25th Hour. (2002). Spike Lee does a great job telling a very personal story in the shadow of post-9/11 New York. Edward Norton plays Montgomery Brogan, a drug-dealer who's been convicted and looking at seven years in prison. The film follows his final 24 hours before he is due to report to prison. The film is wonderfully written (though if you're offended by strong language, you might want to pass on this one), including two extended soliloquies that demonstrate how good script-writing can be. The film raises issues such as: our choices can have heavy consequences, how people deal with good and evil (two of Montgomery's closest friends are like inverted images of each other, one consumed by guilt, the other aggressive and self-righteous). My students really liked this one, and we spent a looooong time discussing issues raised by the film.

About Schmidt. (2002). Written and directed by Alexander Payne. Jack Nicholson gives a tour-de-force performance that?s comic and serious by turns in this character study of a retired insurance man on the road to discover who he is and why he's alive. The thing that makes this film so discussion-worthy is that the story methodically strips Schmidt of every aspect of life that we usually use to define ourselves, to tell ourselves who we are (job, wife, children, etc.). So what's left? Who are we without all these things? That can be an interesting discussion.

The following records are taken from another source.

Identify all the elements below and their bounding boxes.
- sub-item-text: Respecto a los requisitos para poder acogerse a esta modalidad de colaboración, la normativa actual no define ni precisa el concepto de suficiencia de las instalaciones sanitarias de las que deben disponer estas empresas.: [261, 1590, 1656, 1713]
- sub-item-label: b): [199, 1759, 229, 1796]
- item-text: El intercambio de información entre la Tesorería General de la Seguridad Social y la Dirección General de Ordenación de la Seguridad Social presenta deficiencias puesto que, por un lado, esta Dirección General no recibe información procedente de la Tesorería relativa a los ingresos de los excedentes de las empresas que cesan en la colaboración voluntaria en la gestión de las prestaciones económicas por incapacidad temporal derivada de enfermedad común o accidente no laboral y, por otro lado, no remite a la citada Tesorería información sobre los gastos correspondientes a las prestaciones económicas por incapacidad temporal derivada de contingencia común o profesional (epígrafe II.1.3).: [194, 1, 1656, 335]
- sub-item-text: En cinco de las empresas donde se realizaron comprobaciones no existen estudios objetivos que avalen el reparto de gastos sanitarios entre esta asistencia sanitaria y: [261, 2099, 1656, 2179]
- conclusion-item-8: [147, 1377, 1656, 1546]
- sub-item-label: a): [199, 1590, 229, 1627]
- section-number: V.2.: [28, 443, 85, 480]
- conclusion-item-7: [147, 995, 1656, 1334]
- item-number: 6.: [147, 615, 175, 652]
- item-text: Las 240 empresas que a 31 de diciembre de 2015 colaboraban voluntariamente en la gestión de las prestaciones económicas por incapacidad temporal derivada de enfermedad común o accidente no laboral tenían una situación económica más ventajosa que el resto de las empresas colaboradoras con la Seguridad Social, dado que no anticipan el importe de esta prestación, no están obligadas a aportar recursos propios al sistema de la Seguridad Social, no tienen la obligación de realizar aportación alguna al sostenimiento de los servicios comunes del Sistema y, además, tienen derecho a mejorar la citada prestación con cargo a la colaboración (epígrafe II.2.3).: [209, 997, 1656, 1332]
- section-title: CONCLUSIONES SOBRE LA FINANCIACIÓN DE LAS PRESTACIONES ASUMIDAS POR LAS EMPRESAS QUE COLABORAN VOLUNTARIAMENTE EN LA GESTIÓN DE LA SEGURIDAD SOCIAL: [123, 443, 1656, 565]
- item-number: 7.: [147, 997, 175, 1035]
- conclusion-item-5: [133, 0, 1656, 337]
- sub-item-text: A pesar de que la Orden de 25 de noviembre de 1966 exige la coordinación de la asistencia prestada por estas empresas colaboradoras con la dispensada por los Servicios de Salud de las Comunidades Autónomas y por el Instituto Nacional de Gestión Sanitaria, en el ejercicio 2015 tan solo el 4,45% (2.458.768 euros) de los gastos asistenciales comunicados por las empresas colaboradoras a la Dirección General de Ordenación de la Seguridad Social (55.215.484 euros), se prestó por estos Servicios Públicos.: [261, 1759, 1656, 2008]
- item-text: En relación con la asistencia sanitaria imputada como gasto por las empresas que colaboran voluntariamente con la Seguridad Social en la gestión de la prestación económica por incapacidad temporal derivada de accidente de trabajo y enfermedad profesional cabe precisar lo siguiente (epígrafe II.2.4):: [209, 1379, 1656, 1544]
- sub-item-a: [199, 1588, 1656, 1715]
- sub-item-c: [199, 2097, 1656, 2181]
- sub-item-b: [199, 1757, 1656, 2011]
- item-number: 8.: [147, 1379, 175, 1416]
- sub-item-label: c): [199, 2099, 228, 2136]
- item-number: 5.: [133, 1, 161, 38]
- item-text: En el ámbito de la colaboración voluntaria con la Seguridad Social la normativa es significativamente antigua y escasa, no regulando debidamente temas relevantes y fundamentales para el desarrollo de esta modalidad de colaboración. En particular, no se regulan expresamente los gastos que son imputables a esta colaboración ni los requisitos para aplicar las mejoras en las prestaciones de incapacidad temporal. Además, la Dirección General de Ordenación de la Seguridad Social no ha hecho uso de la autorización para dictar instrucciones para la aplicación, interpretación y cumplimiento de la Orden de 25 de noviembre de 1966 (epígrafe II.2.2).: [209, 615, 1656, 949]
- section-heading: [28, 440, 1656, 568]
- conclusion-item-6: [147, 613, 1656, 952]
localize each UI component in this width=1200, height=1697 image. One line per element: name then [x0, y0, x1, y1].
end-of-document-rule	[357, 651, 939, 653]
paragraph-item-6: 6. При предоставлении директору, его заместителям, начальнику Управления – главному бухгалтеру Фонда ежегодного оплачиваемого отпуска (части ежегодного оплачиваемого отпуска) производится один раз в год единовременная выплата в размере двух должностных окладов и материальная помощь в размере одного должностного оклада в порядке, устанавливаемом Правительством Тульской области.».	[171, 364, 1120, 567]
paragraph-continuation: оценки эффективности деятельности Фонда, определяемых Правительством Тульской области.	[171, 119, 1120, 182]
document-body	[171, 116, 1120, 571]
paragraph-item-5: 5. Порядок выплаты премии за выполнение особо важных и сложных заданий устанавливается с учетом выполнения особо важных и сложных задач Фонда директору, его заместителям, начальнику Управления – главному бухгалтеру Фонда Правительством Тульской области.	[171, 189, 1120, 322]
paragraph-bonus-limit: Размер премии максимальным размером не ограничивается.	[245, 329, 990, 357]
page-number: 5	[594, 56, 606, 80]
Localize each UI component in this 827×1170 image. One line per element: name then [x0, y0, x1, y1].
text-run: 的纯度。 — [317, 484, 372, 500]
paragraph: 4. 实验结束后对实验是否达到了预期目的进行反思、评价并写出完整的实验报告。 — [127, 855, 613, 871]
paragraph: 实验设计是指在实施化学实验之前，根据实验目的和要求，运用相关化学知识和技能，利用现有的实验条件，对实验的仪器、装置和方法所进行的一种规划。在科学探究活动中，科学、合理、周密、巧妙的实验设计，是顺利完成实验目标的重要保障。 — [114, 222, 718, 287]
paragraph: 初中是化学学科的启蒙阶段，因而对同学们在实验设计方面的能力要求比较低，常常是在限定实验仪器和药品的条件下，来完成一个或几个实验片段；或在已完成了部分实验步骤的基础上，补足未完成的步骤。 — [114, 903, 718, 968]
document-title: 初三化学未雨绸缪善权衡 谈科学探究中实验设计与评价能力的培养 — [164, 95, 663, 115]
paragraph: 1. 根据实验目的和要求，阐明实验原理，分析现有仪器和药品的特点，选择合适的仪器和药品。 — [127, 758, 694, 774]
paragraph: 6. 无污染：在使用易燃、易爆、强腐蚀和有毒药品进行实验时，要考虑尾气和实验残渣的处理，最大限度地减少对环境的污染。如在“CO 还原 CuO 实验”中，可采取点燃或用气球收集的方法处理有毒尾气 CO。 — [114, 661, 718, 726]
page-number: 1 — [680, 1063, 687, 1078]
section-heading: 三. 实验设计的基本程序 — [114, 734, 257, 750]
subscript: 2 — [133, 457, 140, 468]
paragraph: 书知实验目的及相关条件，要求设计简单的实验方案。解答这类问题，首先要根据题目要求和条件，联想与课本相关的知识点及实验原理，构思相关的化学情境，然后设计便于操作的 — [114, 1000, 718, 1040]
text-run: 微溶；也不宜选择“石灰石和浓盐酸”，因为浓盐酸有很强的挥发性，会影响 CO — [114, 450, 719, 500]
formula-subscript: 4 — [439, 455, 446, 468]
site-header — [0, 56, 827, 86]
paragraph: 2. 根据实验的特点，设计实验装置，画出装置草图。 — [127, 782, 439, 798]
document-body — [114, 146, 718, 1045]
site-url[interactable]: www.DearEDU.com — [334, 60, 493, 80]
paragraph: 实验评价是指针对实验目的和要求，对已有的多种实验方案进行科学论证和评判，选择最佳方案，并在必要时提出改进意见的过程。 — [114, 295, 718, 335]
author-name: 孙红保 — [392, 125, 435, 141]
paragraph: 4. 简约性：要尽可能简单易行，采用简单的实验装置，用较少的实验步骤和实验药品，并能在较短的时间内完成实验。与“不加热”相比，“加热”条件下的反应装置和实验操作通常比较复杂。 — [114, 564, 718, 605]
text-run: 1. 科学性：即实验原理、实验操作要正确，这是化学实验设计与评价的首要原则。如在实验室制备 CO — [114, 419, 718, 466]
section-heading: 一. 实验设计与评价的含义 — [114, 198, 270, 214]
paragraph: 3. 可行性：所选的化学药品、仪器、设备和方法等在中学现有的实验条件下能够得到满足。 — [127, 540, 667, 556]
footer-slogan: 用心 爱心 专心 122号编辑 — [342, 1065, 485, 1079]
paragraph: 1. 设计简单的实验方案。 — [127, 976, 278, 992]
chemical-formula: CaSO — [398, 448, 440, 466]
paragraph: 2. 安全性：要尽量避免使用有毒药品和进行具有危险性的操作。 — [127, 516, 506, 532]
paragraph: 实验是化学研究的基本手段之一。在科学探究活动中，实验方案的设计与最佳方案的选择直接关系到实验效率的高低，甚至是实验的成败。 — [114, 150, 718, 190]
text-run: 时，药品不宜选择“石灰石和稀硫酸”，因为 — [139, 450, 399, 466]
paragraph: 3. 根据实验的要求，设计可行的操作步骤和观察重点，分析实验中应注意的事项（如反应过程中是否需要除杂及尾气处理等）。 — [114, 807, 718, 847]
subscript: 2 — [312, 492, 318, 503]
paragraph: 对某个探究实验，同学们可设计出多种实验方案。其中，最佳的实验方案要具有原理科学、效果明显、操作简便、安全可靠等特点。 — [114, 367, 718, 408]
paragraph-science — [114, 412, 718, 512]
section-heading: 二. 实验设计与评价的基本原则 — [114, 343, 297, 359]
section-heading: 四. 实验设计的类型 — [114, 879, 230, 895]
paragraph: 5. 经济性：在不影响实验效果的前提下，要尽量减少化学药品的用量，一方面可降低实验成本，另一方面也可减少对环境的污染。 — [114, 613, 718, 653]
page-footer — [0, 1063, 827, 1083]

Adam's Apples. (2005). Original title: Adams Abler. Directed and written by Anders Thomas Jensen. This Danish film didn't get much of release, but it is well worth seeing. The film lives somewhere between the realms of black comedy and existential drama. It tells the story of a Neo-Nazi skinhead named Adam, who is paroled into the care of a small church community led by a pastor, Ivan. The characters that make up the community are as engaging as they are dysfunctional. The themes to look out for are the nature of faith versus reason and facts. The film takes an existentialist approach (very similar to that of Danish philosopher/theologian Soren Kierkegaard) that the nature of faith is to be opposed to reason. I cannot say much more than that without giving away too much. I immensely enjoyed the film. Do be aware, however, that the film contains some swearing and a couple of scenes of fairly intense violence, so it is not for children.

Adaptation. (2002). Directed by Spike Jonze. Truly one of the strangest movies I?ve seen in a long time. Nicholas Cage plays a real-life Hollywood screenwriter (Charlie Kaufman of Being John Malkovitch fame) and his (fictional) twin brother, struggling against writer's block to adapt a book about orchids to the screen. A very postmodern movie in that there is a screenwriters' conference in the middle of the movie where we learn what makes a truly good story, and then the movie ironically employs those very techniques towards the end of the film (which puts the viewer in a place where he is also vicariously the screenwriter). But even through the irony and self-reference, the movie has a heart: about the struggle of the writer to break free from himself and his own obsessive concern with what others think of him. The answer (given by the twin) is that one chooses to love, and no one can take that away from you. Your life is defined by your love, your passion, not by what that object of affection thinks of you. A great place to start a discussion. Is that true? (Well, from a Christian perspective, yes and no).

Almost Famous. (2000). Written and directed by Cameron Crowe (he also directed Vanilla Sky and Jerry Maguire). Another one of those road/coming of age movies. Charming in its own way. A tale of a young writer trying to write a story for the Rolling Stone. Issues to discuss include the corruption of fame, hero worship and the reality of rock-n-roll heroes, and where your true home is.